Call center opens in Myrtle Beach
Wed, 10 Oct 2012 14:44:45 GMT — Frontier Communications opened a call center in Myrtle Beach Wednesday morning, and it's home to 116 employees.
The company plans to eventually hire more workers, but they haven't said how many.
The company announced in May the facility would be opening.
Officials held a job fair in July to find the workers.
Frontier says the decision to locate the call center on the Grand Strand was workforce driven, in part by the fact that customer service jobs are a good fit for this area.
"Myrtle Beach, with its hospitality and its tourism, has the type of people we were looking for," said Frontier's area General Manager, Tim Ruedy.
Officials with the Myrtle Beach Regional Economic Development Corporation are making an effort to land more call center jobs.
They say the lack of an interstate highway makes it hard to attract manufacturing jobs. Also, they say this area can take advantage of the fact that companies that formerly placed their call centers in foreign countries are now changing their minds.
"A lot of the Fortune 500 companies today are saying, look, we're having issues with offshore customer support and service. There's a demand now to bring those jobs back. We know that some of the large Fortune 100 companies are doing that right now," said MBREDC president Brad Lofton.
Lofton said the MBREDC is still trying to land another call center, code named Project Blue, that would bring a thousand jobs to the area, though Horry County Council has delayed taking a final vote on an incentive package for the unnamed company.
Just as Frontier opens a facility with 116 new jobs in Myrtle Beach, it's closing a call center in Coeur d'Alene, Idaho, laying off about a hundred people.

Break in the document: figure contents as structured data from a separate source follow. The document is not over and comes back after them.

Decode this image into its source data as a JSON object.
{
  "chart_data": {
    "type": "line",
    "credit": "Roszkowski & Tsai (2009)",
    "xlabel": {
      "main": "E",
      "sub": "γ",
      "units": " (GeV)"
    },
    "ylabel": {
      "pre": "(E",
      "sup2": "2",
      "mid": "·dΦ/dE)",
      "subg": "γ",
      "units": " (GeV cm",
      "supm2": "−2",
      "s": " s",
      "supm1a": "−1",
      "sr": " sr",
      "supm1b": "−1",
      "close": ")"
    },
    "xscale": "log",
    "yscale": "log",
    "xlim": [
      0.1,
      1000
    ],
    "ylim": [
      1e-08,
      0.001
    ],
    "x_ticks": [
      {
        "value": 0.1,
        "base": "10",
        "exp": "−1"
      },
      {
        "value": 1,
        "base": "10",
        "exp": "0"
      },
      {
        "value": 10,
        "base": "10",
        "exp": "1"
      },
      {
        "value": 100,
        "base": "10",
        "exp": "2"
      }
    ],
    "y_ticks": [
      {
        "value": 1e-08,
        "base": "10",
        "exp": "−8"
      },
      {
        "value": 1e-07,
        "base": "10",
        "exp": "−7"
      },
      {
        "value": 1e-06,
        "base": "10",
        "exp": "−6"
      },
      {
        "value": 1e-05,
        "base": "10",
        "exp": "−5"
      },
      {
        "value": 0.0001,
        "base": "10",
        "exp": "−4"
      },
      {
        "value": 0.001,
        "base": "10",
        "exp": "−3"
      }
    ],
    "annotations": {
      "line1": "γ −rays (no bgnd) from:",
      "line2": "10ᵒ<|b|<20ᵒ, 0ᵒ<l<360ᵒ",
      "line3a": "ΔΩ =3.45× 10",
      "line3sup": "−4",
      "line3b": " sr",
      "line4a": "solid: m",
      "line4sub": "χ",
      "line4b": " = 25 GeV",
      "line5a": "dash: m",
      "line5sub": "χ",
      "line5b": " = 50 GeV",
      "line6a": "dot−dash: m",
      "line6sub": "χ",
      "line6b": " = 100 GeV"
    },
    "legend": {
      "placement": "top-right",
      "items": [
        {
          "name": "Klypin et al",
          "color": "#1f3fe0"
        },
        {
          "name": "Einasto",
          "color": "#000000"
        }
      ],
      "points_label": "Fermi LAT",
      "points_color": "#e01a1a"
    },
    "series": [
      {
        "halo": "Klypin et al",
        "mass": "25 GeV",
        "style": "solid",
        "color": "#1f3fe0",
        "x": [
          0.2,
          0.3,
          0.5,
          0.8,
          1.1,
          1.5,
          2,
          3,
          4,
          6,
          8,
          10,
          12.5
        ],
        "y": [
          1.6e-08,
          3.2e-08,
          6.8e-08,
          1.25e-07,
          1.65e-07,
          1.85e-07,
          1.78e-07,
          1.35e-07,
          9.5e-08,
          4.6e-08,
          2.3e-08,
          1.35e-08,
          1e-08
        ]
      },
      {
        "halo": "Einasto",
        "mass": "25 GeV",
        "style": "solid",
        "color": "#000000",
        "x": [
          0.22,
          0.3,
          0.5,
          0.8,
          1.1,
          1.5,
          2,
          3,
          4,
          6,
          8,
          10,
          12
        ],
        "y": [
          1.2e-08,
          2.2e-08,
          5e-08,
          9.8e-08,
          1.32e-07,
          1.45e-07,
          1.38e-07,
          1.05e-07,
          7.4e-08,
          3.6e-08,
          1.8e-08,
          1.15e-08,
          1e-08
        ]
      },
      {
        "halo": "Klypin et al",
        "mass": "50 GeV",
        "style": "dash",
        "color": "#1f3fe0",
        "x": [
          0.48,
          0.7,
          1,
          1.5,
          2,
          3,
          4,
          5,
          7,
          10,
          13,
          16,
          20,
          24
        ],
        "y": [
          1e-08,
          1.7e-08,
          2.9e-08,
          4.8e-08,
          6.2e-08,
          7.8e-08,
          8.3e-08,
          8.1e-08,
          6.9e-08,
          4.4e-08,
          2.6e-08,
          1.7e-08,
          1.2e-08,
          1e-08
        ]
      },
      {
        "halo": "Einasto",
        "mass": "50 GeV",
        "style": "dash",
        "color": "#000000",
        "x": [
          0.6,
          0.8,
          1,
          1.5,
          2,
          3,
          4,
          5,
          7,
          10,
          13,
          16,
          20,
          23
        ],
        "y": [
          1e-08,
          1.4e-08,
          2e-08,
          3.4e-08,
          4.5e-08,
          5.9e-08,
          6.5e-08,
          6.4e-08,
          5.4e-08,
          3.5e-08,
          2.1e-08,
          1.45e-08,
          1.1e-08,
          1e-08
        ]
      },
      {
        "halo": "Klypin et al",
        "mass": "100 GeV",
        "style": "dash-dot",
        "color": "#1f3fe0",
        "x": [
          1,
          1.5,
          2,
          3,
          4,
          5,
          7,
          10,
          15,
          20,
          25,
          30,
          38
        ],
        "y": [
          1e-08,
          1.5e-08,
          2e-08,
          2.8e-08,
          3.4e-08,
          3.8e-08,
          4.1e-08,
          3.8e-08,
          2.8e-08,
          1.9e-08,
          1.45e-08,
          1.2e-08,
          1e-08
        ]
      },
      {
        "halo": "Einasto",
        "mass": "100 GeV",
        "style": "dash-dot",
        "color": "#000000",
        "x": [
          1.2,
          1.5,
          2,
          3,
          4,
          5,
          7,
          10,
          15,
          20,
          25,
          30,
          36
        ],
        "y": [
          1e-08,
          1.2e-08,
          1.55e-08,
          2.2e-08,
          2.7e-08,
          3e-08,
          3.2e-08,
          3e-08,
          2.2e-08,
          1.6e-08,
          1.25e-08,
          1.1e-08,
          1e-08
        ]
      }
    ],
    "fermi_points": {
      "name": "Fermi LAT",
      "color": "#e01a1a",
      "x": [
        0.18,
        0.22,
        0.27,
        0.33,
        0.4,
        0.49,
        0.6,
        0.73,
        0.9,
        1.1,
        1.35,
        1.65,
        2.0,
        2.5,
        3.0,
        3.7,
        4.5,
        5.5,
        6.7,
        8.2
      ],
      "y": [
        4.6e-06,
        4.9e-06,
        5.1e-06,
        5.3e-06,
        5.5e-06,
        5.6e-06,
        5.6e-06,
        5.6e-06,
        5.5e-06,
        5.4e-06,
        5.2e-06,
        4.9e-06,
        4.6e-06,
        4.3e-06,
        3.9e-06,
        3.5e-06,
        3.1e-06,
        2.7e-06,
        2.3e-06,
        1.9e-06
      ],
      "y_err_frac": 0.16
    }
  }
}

The Idaho jobs paid more than the $12 an hour that workers will earn in Myrtle Beach.
Coastal Carolina University economics professor Rob Salvino says that kind of move is part of the economic development game.
"Union wages up there, not down here, that is one of the things that's leading to the growth in the whole Southeast," Salvino said.
Salvino says if that kind of competition between regions of the country leads states to change their policies to encourage more economic development, eventually the whole country wins.
"So in that case, you could see competition over the long term ending up making our whole policy environment more conducive to economic growth, overall."